2.3       Academic Review
            Adeyemi and Adesoji (2011) carried out a study on the efficacy of internal and external audit in corporate governance in Nigeria financial sector. The reported that weak internal controls were evident in the sector due to the overbearing influence of the chairman, particularly in family controlled firms and the existence of a rubber stamp board. The researchers used secondary data and simple statistics to express the quantitative aspect of the data.
            At the foreign scene Joana and Ivy (2011) conducted a study on Accounting evidence from relative performance evolution around IFRS adoption. They reported that, with greater globalization and accounting convergence, firms likely increasingly turn to foreign peers as benchmark for managers.

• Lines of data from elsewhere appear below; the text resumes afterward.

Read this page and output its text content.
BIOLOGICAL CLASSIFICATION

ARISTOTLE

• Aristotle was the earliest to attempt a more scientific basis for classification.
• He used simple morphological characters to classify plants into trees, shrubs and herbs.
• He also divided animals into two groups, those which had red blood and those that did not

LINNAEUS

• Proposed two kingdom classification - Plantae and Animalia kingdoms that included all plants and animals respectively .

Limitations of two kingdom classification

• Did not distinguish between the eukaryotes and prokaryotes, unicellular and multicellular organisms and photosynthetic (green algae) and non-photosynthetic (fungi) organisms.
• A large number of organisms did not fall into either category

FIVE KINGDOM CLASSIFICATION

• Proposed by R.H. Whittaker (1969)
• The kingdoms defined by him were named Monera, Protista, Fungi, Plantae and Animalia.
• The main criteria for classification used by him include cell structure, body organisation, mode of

According to them, changes in ownership composition can influence corporate governance practices. Although, there was no systematic evidence to support this. Their study was specific to continental European firms and may not be generalizable to other setting.
            Folajimi (2011) equally carried out a study on IFRS adoption: Implications on management Accounting and Taxation in Nigeria Economy. He reported that Implementation of IFRS will ensure segment reporting of management accounts for inflow of direct investment, it will give room for good corporate governance for transparent reporting of financial statements. According to him, the global reporting Language will ensure that investor’s fund are moved easily within the global market. He used chi-square statistical method to analyze the result of the survey.

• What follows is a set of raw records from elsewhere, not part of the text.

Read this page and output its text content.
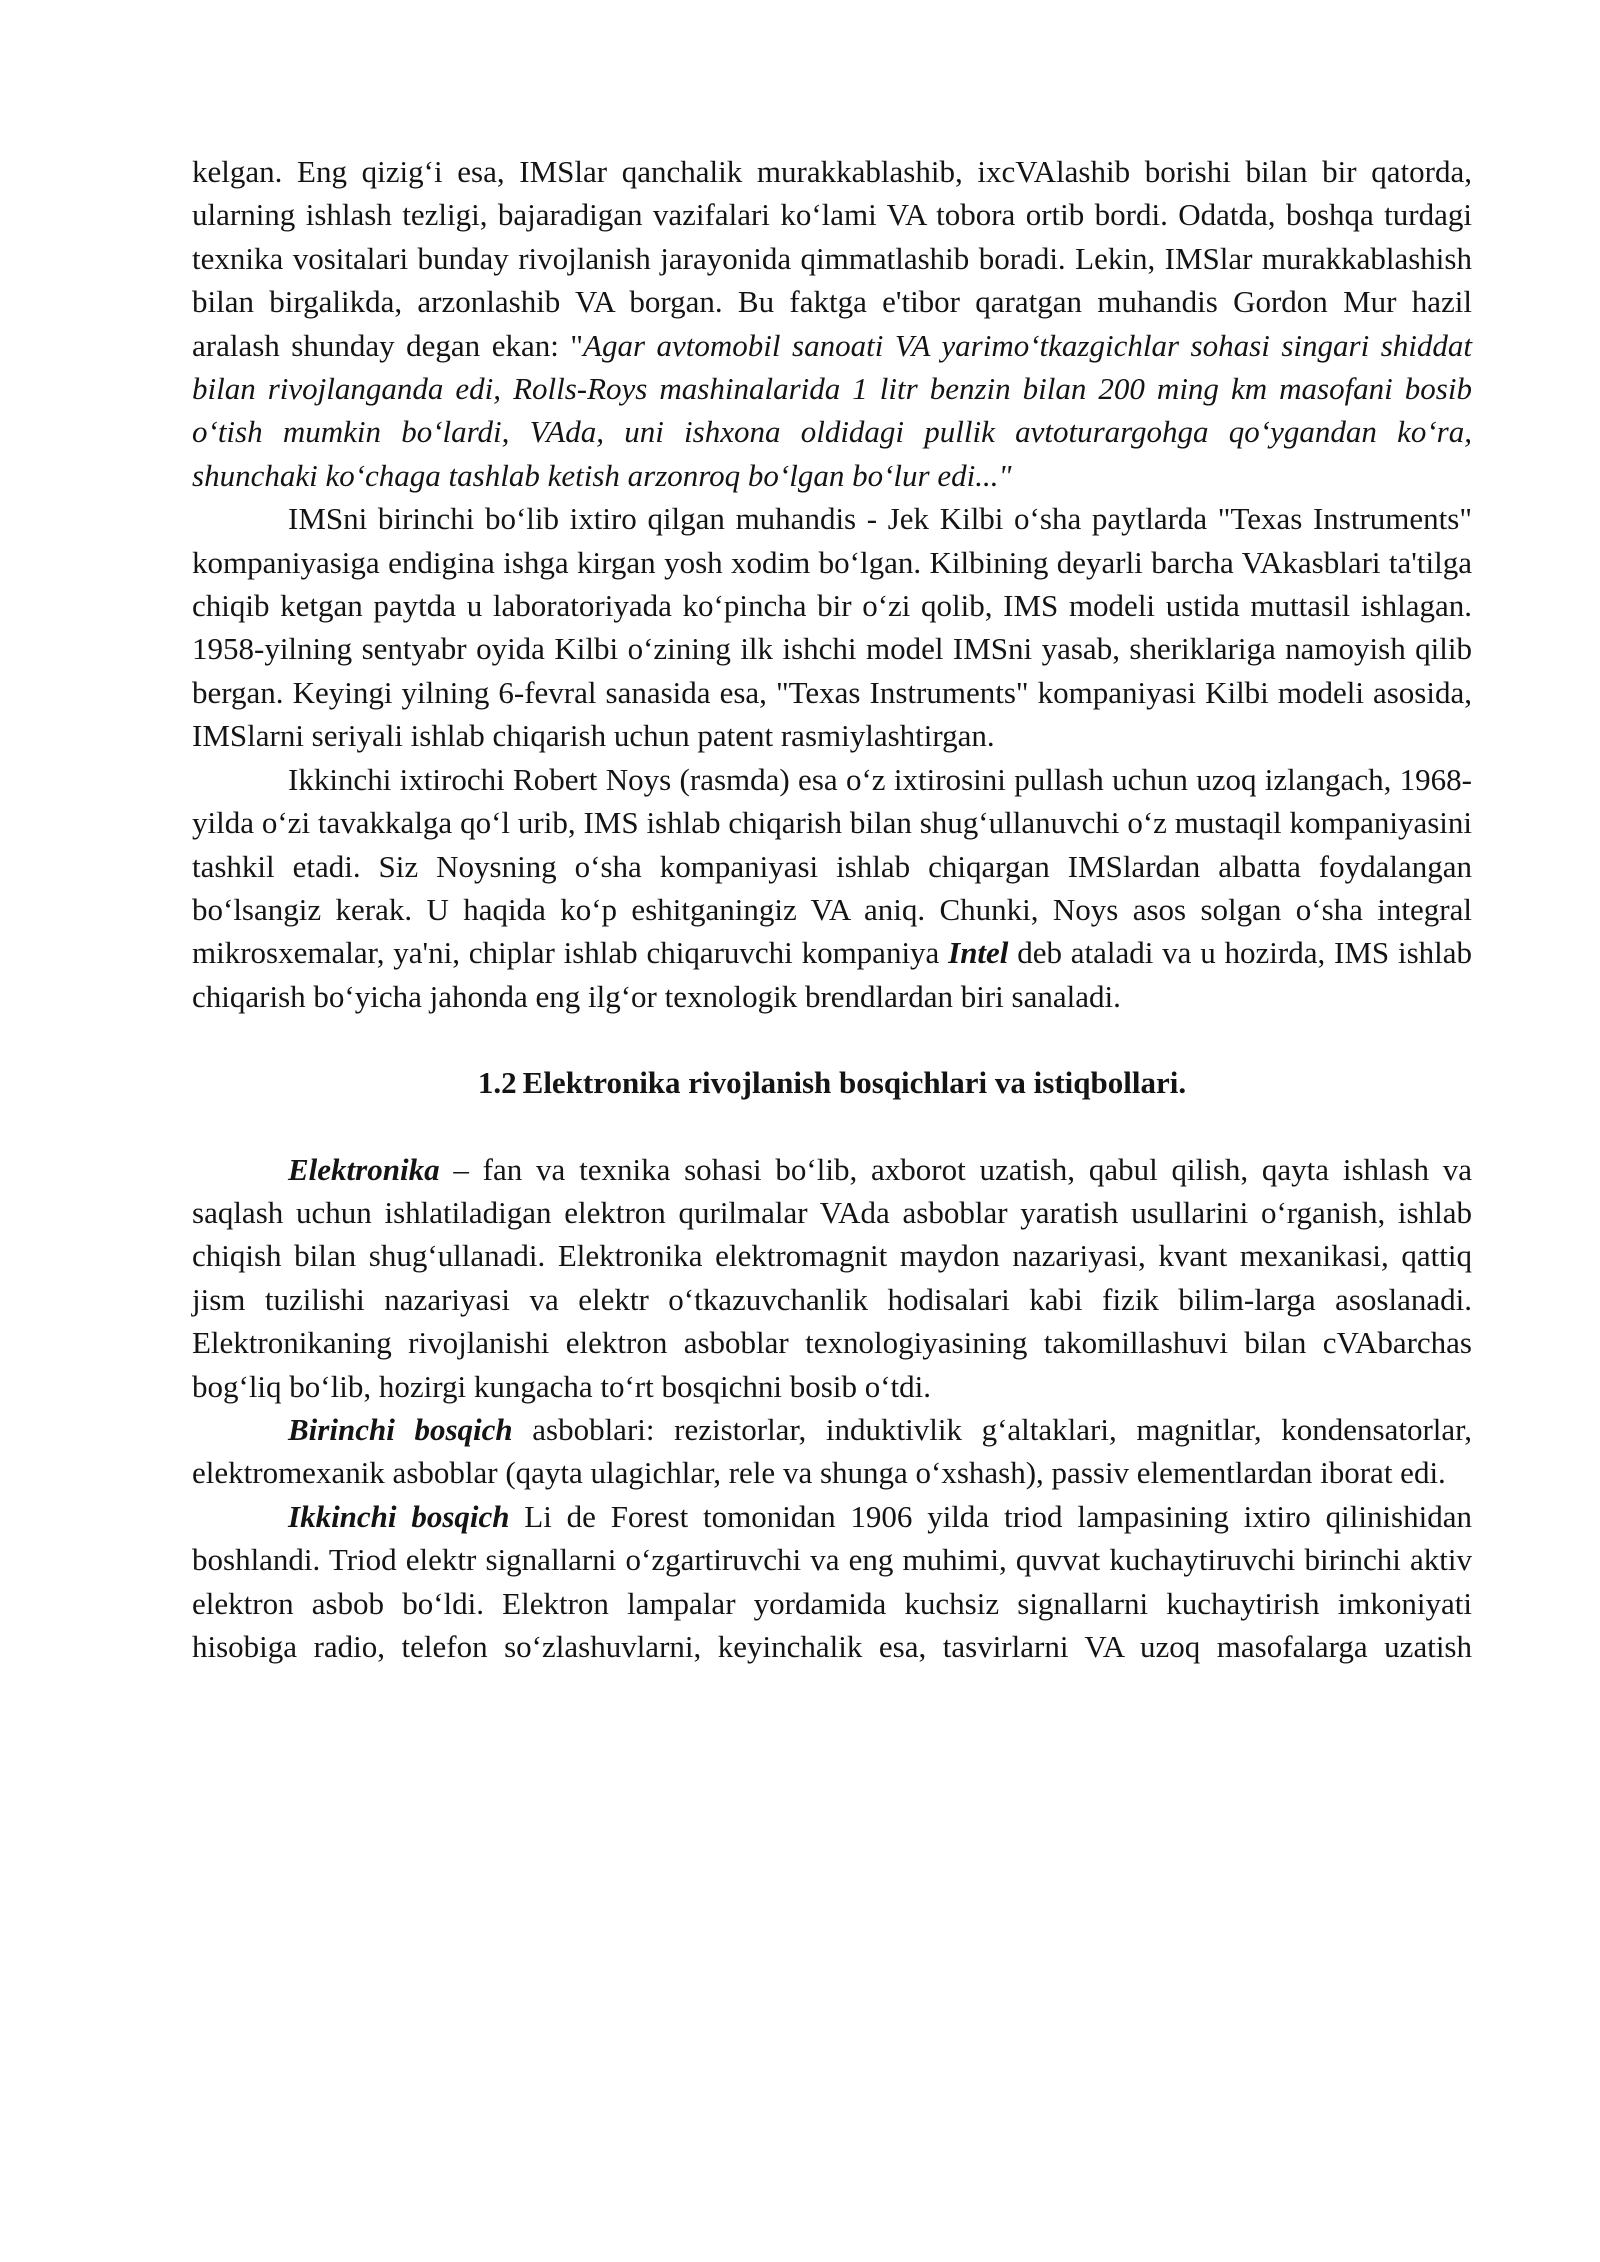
kelgan. Eng qizig‘i esa, IMSlar qanchalik murakkablashib, ixcVAlashib borishi bilan bir qatorda, ularning ishlash tezligi, bajaradigan vazifalari ko‘lami VA tobora ortib bordi. Odatda, boshqa turdagi texnika vositalari bunday rivojlanish jarayonida qimmatlashib boradi. Lekin, IMSlar murakkablashish bilan birgalikda, arzonlashib VA borgan. Bu faktga e'tibor qaratgan muhandis Gordon Mur hazil aralash shunday degan ekan: "Agar avtomobil sanoati VA yarimo‘tkazgichlar sohasi singari shiddat bilan rivojlanganda edi, Rolls-Roys mashinalarida 1 litr benzin bilan 200 ming km masofani bosib o‘tish mumkin bo‘lardi, VAda, uni ishxona oldidagi pullik avtoturargohga qo‘ygandan ko‘ra, shunchaki ko‘chaga tashlab ketish arzonroq bo‘lgan bo‘lur edi..."

IMSni birinchi bo‘lib ixtiro qilgan muhandis - Jek Kilbi o‘sha paytlarda "Texas Instruments" kompaniyasiga endigina ishga kirgan yosh xodim bo‘lgan. Kilbining deyarli barcha VAkasblari ta'tilga chiqib ketgan paytda u laboratoriyada ko‘pincha bir o‘zi qolib, IMS modeli ustida muttasil ishlagan. 1958-yilning sentyabr oyida Kilbi o‘zining ilk ishchi model IMSni yasab, sheriklariga namoyish qilib bergan. Keyingi yilning 6-fevral sanasida esa, "Texas Instruments" kompaniyasi Kilbi modeli asosida, IMSlarni seriyali ishlab chiqarish uchun patent rasmiylashtirgan.

Ikkinchi ixtirochi Robert Noys (rasmda) esa o‘z ixtirosini pullash uchun uzoq izlangach, 1968-yilda o‘zi tavakkalga qo‘l urib, IMS ishlab chiqarish bilan shug‘ullanuvchi o‘z mustaqil kompaniyasini tashkil etadi. Siz Noysning o‘sha kompaniyasi ishlab chiqargan IMSlardan albatta foydalangan bo‘lsangiz kerak. U haqida ko‘p eshitganingiz VA aniq. Chunki, Noys asos solgan o‘sha integral mikrosxemalar, ya'ni, chiplar ishlab chiqaruvchi kompaniya Intel deb ataladi va u hozirda, IMS ishlab chiqarish bo‘yicha jahonda eng ilg‘or texnologik brendlardan biri sanaladi.

1.2 Elektronika rivojlanish bosqichlari va istiqbollari.

Elektronika – fan va texnika sohasi bo‘lib, axborot uzatish, qabul qilish, qayta ishlash va saqlash uchun ishlatiladigan elektron qurilmalar VAda asboblar yaratish usullarini o‘rganish, ishlab chiqish bilan shug‘ullanadi. Elektronika elektromagnit maydon nazariyasi, kvant mexanikasi, qattiq jism tuzilishi nazariyasi va elektr o‘tkazuvchanlik hodisalari kabi fizik bilim-larga asoslanadi. Elektronikaning rivojlanishi elektron asboblar texnologiyasining takomillashuvi bilan cVAbarchas bog‘liq bo‘lib, hozirgi kungacha to‘rt bosqichni bosib o‘tdi.

Birinchi bosqich asboblari: rezistorlar, induktivlik g‘altaklari, magnitlar, kondensatorlar, elektromexanik asboblar (qayta ulagichlar, rele va shunga o‘xshash), passiv elementlardan iborat edi.

Ikkinchi bosqich Li de Forest tomonidan 1906 yilda triod lampasining ixtiro qilinishidan boshlandi. Triod elektr signallarni o‘zgartiruvchi va eng muhimi, quvvat kuchaytiruvchi birinchi aktiv elektron asbob bo‘ldi. Elektron lampalar yordamida kuchsiz signallarni kuchaytirish imkoniyati hisobiga radio, telefon so‘zlashuvlarni, keyinchalik esa, tasvirlarni VA uzoq masofalarga uzatish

George (2010) conducted study on IFRS adoption and financial statements effects, the case of UK firms. He reported that IFRS implementation has favourably affected the overall financial performance and position of firms. The study compares the financial numbers reported under UK GAAP in the pre-official adoption period, is 2004 with the IFRS re-stated numbers reported in 2004. The logistic regression that is employed uses dummy variable as the dependent variable which is dichotomous and takes two values, ie 1 for firms reporting IFRS re-stated financial numbers in 2004 and O for firms reporting their accounting figures under UK GAAP in 2004. He used a multiple regression model in his analysis.
2.4       Theoretical Framework
The theoretical framework guiding this study is Institutional Theory (IT).
            Institutional theory is defined as a way or thought or action of some prevalence or performance which is embedded in the habits of a group or the customs of a people Burns x Scapens (2006). In the light of above definition, the researchers drew an understanding of accounting processes as being rule-based or based on how things should be done, and routine based highlighting how things are actually done. He further explained that, routinization involves the concept of the formulation of rules to mutually acceptable ways of compliance ending with routines.
            However, despite the fact that IFRS changes are principle based, set of accounting standards, their implementation into the working process of a company can be argued to be subject to a process of institutionalization. This implies that institutional theory is used as a means of describing the processes/phases which countries must follow, in order to fully adopt IFRS as a global reporting standard. The existing routines and institutions shape the selection and implementation process of the new IFRS standard change Tiina Tamena p99 (2011).

2.5       Link Between IFRS and Corporate Governance
            Watt (1986) observed that the adoption of IFRS may have some direct impact on corporate sector. He maintained that agency shareholders can be substantially reduced through implementation of IFRS as increased transparency cause managers to act more in the interest of the shareholder.
            In the light of the above, it can be established that there is a nexus between IFRS and corporate governance in Nigerian Financial sector. Both IFRS and Corporate governance code provide-transparent information that not only inspire the confidence of investors but also enables shareholders to judge whether or not their interests are served.